(Reuters) -Louise Gluck, a renowned poet who won a Nobel Prize for Literature in 2020, has died at age 80, according to media reports in the United States on Friday that cited her editor.
Her poetry was known for its candor in exploring family and childhood with "an unmistakable voice" and "austere beauty," the Swedish Academy, which is responsible for selecting the winner of the literature prize, said when awarding her the Nobel.
Her poems were often brief, less than a page.
Drawing comparisons with other authors, the Academy said Gluck resembled 19th-century U.S. poet Emily Dickinson in her "severity and unwillingness to accept simple tenets of faith."

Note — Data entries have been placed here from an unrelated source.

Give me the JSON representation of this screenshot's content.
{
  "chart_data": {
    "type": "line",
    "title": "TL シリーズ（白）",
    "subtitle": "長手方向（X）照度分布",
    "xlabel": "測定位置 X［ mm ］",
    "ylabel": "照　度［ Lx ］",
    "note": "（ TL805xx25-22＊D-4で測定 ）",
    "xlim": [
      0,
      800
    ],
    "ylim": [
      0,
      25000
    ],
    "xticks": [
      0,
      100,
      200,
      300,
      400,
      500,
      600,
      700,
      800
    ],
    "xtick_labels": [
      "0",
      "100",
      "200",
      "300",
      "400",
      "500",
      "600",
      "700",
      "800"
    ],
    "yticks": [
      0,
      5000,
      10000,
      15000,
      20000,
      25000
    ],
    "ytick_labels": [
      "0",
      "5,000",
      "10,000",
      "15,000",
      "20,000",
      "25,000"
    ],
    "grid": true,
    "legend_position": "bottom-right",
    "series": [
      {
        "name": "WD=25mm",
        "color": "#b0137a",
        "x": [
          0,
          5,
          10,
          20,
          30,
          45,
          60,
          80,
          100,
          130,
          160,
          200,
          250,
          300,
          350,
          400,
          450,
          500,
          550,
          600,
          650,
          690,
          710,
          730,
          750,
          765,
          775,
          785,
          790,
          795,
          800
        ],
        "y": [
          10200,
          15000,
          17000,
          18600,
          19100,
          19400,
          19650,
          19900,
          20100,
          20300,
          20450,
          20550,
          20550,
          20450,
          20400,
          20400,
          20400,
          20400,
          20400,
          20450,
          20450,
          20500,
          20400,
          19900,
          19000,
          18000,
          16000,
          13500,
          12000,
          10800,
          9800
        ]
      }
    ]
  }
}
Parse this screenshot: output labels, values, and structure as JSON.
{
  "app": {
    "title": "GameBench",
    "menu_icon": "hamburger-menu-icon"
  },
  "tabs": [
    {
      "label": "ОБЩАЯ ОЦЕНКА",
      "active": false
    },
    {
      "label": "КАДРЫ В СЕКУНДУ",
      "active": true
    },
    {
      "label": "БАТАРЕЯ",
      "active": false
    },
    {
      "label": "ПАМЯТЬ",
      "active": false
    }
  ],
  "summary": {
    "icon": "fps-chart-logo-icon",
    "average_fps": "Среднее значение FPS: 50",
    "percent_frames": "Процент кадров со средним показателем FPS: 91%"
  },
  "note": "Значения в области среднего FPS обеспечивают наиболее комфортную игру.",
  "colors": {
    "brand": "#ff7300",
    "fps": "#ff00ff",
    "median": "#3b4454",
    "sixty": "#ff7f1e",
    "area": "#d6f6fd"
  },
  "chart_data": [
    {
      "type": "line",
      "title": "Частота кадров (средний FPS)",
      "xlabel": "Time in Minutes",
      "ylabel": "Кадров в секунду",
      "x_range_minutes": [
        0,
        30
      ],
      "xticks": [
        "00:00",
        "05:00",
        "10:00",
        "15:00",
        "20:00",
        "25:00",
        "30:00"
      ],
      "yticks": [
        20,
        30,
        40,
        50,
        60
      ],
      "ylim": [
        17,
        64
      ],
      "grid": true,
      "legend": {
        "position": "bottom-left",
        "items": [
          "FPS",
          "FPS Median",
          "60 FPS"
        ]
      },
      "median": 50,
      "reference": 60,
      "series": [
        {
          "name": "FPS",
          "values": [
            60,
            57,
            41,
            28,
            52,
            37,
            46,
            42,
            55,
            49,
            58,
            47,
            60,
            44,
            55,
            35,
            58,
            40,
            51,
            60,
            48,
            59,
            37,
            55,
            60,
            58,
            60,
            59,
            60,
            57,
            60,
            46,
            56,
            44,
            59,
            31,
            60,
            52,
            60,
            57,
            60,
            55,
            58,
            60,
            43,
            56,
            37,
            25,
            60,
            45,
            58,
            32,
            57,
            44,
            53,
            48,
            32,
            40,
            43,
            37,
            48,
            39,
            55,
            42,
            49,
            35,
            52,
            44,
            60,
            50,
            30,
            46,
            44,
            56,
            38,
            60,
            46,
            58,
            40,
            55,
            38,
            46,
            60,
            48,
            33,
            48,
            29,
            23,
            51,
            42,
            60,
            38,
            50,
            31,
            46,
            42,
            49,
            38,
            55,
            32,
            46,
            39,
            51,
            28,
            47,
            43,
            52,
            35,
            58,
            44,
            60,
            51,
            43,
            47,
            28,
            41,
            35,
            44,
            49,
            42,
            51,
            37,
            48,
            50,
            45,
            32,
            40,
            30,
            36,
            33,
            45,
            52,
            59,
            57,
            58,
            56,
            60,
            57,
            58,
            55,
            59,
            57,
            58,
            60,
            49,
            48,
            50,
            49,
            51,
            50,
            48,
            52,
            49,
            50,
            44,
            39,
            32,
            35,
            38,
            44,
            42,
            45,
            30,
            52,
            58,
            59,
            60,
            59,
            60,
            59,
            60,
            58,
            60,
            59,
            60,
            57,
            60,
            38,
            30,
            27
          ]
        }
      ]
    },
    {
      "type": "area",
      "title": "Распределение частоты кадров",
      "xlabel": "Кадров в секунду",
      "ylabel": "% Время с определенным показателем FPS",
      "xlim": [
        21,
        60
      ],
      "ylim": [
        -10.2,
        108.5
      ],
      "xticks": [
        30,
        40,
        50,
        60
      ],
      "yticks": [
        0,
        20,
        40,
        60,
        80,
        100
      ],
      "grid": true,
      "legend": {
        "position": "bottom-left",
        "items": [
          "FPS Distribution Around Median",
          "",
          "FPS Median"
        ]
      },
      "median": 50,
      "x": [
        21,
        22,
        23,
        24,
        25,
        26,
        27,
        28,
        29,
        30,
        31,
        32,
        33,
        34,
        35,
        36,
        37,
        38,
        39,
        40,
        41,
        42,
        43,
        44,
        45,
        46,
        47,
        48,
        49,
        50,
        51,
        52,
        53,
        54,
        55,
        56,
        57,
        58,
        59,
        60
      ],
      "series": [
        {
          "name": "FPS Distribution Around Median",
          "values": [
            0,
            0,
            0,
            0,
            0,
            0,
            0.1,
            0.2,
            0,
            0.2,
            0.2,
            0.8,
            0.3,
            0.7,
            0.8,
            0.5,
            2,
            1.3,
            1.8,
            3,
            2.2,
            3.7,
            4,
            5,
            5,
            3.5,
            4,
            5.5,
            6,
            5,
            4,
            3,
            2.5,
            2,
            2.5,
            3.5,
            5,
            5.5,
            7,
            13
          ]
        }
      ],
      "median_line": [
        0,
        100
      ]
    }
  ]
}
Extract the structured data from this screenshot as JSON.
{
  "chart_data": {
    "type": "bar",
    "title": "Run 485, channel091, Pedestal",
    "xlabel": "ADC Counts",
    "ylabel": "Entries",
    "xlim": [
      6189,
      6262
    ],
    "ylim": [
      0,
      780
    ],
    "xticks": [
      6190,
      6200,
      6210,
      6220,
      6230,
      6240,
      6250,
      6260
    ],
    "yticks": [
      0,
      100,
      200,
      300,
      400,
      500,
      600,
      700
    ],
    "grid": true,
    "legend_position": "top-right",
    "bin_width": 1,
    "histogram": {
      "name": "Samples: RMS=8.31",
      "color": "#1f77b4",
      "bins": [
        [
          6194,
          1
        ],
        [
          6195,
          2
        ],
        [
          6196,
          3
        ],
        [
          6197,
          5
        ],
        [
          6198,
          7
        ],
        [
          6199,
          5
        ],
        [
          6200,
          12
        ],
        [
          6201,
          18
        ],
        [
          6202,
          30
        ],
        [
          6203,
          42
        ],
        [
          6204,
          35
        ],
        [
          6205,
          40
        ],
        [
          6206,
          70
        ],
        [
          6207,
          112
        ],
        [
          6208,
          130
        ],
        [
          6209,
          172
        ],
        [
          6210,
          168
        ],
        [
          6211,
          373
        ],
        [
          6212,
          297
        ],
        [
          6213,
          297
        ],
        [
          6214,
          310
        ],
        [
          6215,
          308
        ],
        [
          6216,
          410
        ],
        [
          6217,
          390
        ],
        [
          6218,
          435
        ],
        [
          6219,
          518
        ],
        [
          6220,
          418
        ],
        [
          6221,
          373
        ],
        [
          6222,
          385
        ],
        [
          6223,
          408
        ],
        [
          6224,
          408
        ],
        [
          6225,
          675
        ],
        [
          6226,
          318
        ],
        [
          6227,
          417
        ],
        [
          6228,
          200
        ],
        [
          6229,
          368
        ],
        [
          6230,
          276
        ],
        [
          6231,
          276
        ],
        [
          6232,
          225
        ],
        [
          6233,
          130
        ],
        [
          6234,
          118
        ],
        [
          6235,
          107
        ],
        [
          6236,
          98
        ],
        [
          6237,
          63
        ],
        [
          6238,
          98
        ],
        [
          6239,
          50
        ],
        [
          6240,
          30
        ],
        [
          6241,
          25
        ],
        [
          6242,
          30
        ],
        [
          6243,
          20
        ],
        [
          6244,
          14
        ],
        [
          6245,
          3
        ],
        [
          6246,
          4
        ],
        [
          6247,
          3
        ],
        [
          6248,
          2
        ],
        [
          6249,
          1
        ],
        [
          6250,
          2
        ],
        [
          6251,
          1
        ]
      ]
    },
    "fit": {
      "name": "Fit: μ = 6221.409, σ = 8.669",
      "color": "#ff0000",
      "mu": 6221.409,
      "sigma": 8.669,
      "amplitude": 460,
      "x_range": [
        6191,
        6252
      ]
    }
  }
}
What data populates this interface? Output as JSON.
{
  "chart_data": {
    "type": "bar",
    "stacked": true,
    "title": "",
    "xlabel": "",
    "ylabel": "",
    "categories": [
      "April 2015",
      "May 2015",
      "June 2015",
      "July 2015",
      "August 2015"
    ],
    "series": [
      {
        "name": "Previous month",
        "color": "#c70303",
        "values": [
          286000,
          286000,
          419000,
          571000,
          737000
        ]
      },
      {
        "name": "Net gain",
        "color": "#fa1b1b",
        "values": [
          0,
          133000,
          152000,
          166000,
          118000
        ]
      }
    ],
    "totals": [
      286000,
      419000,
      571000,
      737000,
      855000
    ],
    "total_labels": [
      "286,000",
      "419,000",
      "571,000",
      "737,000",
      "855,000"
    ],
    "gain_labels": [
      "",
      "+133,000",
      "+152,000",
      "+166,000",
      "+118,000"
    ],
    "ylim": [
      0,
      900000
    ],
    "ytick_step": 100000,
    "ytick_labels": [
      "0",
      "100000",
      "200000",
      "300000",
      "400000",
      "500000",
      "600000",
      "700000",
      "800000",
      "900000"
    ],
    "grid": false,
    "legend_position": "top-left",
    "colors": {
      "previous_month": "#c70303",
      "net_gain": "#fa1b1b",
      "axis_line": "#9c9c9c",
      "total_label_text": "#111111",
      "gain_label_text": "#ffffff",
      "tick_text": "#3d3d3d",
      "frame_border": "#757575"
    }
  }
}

The cause of her death was not disclosed by Jonathan Galassi, Gluck's editor at Farrar, Straus & Giroux, who confirmed her death for media outlets. Galassi could not be reached immediately by Reuters.
A professor of English at Yale University, Gluck first rose to critical acclaim with her 1968 collection of poems entitled "Firstborn", and went on to become one of the most celebrated poets and essayists in contemporary America.
Gluck won a Pulitzer Prize in 1993 for her poetry collection "The Wild Iris," with the title poem touching on suffering and redolent with imagery of the natural world.
While she drew on her own experiences in her poetry, Gluck, who was twice divorced and suffered from anorexia in younger years, explored universal themes that resonated with readers in the United States and abroad.
She served as Poet Laureate of the United States in 2003-04 and was awarded the National Humanities Medal by President Barrack Obama in 2016.
In her lifetime, she published 12 collections of poetry and several volumes of essays.
Born in New York, Gluck became the 16th woman to win a Nobel Prize for Literature, the literary world's most prestigious award.